The Reading Mind
Jan. 3rd, 2023 11:22 amThis is precisely what has led me to revive this languishing account and start using it for something very different from its original intent. I felt like I was oversaturated with information, which I love to learn about, but had no way to dig deeper and reflect on connections I was actually making while I was reading or learning.
Telling my 19 yr old son about what I was hearing as we were making dinner led to a further discussion about the intersection of ADHD and the way information is presented to us, how that manner of constant and increasing instant gratification and skim reading contributed to existing ADHD and in some cases could even be the cause. That is absolutely not to take away from the reality of ADHD and in no way feeds into the simplistic and unrealistic "solution" of "less screen time." It exists, executive (dis)function is a problem, there are solutions both behavioral and medicinal. But we need to recognize the contribution of how our world is built. Listen to this portion of the interview regarding the popular children's television show, Cocomelon:
...which kids love and adults hate but they talk about in this feature how they've set up a room in the the place makes Cocomelon where they will have a kid watching the show and set up next to it is another screen that shows an adult just doing normal household tasks, just sort of wandering around doing whatever you do in house and if the child becomes distracted from Cocomelon by what the adult is doing, they go back to the edit and they amp up the interestingness that cuts the whatever makes a Cocomelon episode interesting and it was so dystopic right that the level of engineering I mean the hyper saturation of the colors the constant cuts and so I mean a little bit like a hyper sugary cereal or whatever what his system is learning to find worth paying attention to... right, like how hard it is for the world to measure up to that...as it is for me - I'm going to bring this to me in a second, I'm not just putting this on little kids - but I know every time I put him there, it is training, right, it is training what is interesting and what is not
The entire interview is worth a listen, that particular part was just so horrifying.
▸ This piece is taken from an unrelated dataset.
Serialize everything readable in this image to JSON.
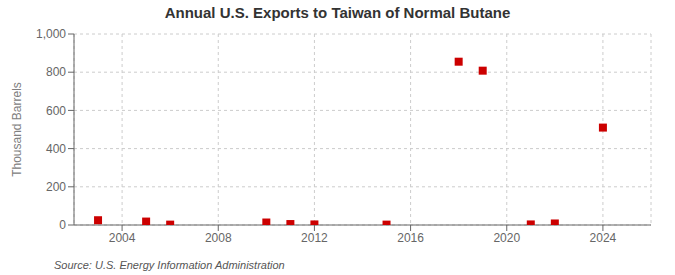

They do not, in their discussion, "blame" parents and the interview is actually about the act of reading and consumption of information, not just about kids. But good god. It's like the methods used by designers of gambling establishments to keep gamblers in the room, losing money.
Note: the transcript I found is riddled with errors, clearly an AI transcript with little to no human intervention, and annoyingly the audio connected to each paragraph actually starts 2 paragraphs before the play button for it, but it is a way to, no irony intended, skim the podcast and listen to particular parts of it either again or to see if you want to commit to listening to the entire thing.